Bruno Haible wrote:
Paolo Bonzini wrote:
"sed -i" bothers. ... hard links ... the choice to break them or keep them must be done uniformly on all platforms

This choice has been already been made public in sed's documentation:

Yes, the reference to keeping/breaking hard links was about when I added sed -i, not about a recent decision.

it must recreate the file (*) and then copy it to the old file name. In doing so it must copy the security context just like it copies UIDs, GIDs, modes and ACLs.

So this means:

  1) The existing module 'copy-file' (used e.g. by gettext when creating
     backup files) should be updated to copy also the selinux context of
     the file.

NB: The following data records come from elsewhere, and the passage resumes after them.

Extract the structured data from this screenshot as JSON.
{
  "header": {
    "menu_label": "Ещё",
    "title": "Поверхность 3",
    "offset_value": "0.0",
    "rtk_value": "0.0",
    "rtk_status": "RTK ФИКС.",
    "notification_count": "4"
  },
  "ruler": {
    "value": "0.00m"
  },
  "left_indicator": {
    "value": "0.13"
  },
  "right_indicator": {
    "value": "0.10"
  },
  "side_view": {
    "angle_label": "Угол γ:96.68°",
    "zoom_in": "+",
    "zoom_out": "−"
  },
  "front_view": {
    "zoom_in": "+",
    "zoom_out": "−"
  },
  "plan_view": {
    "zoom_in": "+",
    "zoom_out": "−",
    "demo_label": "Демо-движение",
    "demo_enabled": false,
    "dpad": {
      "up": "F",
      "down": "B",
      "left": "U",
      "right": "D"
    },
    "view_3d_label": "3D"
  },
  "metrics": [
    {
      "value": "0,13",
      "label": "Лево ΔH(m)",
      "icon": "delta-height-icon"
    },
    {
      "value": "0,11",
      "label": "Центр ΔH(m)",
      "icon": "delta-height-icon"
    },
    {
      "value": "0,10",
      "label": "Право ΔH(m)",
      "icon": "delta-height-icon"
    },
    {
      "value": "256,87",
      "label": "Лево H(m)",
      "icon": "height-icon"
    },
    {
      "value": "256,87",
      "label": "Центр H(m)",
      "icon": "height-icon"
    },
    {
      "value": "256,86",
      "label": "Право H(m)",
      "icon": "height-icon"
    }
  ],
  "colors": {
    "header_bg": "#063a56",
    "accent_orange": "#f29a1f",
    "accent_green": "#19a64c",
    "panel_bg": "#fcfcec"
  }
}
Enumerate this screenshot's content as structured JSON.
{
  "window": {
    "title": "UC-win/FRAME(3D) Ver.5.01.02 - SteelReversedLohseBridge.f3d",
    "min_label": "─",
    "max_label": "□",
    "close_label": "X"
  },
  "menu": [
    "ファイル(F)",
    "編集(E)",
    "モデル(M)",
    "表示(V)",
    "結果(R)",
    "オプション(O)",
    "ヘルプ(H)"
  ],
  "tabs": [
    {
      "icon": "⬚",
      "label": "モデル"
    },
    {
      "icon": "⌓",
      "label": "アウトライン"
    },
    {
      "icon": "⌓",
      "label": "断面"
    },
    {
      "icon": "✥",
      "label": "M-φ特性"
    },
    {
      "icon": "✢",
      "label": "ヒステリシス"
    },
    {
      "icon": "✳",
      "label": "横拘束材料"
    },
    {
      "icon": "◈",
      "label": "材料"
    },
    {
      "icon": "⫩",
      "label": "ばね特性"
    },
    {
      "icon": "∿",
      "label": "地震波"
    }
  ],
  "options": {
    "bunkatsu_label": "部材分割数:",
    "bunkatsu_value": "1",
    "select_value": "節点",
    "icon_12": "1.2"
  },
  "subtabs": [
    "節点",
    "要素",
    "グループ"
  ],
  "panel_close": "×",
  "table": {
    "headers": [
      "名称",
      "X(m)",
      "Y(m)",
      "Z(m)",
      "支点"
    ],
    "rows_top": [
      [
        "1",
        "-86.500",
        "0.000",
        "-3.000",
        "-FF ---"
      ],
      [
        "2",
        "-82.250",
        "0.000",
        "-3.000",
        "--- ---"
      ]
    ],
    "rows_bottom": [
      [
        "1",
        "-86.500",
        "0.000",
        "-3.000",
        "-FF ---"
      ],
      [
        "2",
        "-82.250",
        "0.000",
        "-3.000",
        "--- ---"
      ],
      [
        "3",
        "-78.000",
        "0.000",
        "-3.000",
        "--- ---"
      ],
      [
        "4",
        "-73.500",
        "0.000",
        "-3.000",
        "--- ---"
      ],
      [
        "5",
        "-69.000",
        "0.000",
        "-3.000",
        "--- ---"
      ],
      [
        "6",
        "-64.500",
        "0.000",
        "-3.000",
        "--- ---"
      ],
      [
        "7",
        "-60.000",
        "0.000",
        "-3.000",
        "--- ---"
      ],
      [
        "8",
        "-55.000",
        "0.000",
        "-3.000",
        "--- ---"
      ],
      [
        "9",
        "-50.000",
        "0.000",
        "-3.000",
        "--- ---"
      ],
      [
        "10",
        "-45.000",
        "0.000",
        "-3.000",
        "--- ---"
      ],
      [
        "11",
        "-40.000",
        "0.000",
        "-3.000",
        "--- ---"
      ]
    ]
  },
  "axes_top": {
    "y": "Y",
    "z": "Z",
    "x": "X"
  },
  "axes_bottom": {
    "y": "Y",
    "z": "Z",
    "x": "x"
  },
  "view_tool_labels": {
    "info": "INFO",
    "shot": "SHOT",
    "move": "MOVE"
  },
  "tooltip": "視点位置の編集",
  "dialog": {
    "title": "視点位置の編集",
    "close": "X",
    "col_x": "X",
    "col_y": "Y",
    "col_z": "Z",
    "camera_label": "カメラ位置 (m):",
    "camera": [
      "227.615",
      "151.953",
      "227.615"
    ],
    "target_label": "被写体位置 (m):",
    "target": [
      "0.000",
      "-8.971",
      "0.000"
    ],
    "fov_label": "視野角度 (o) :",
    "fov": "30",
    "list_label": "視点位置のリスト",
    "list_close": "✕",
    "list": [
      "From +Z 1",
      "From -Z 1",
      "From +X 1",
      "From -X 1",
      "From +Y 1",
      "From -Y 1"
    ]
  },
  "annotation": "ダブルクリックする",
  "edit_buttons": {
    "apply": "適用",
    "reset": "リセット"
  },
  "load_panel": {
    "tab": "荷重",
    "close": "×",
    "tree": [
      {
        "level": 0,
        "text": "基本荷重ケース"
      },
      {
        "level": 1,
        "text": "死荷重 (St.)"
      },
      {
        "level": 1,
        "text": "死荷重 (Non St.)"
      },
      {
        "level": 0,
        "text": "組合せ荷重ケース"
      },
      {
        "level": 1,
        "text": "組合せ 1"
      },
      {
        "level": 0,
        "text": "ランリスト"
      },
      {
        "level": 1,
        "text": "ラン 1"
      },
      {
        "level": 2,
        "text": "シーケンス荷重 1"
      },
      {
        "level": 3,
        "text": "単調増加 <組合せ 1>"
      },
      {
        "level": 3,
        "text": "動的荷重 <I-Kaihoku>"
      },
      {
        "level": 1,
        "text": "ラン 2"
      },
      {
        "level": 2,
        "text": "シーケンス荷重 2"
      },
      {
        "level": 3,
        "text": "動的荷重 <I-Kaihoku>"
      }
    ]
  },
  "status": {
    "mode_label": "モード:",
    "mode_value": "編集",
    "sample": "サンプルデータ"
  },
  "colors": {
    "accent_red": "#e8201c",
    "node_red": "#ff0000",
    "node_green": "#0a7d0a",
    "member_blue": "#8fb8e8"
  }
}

Anyone knows how to do that?

http://git.savannah.gnu.org/gitweb/?p=sed.git;a=commitdiff;h=fa01dd7 should teach you, it's easier than I expected.

  2) We should also have a module that creates a new, empty file with the
     security context (uid, gid, mode, ACL and selinux context) of a given
     file.

I don't think so, because most of the time you want restrictive permissions until the file is complete. So we could instead have a module that takes a file descriptor and copies all the attributes of a given file (or descriptor) to it.

http://git.savannah.gnu.org/gitweb/?p=sed.git;a=commitdiff;h=5156c1 did this change for sed, I'm pretty sure you want it in copy-file too. I cannot describe a case in which it constitutes a security problem, but I'm pretty sure one could be constructed.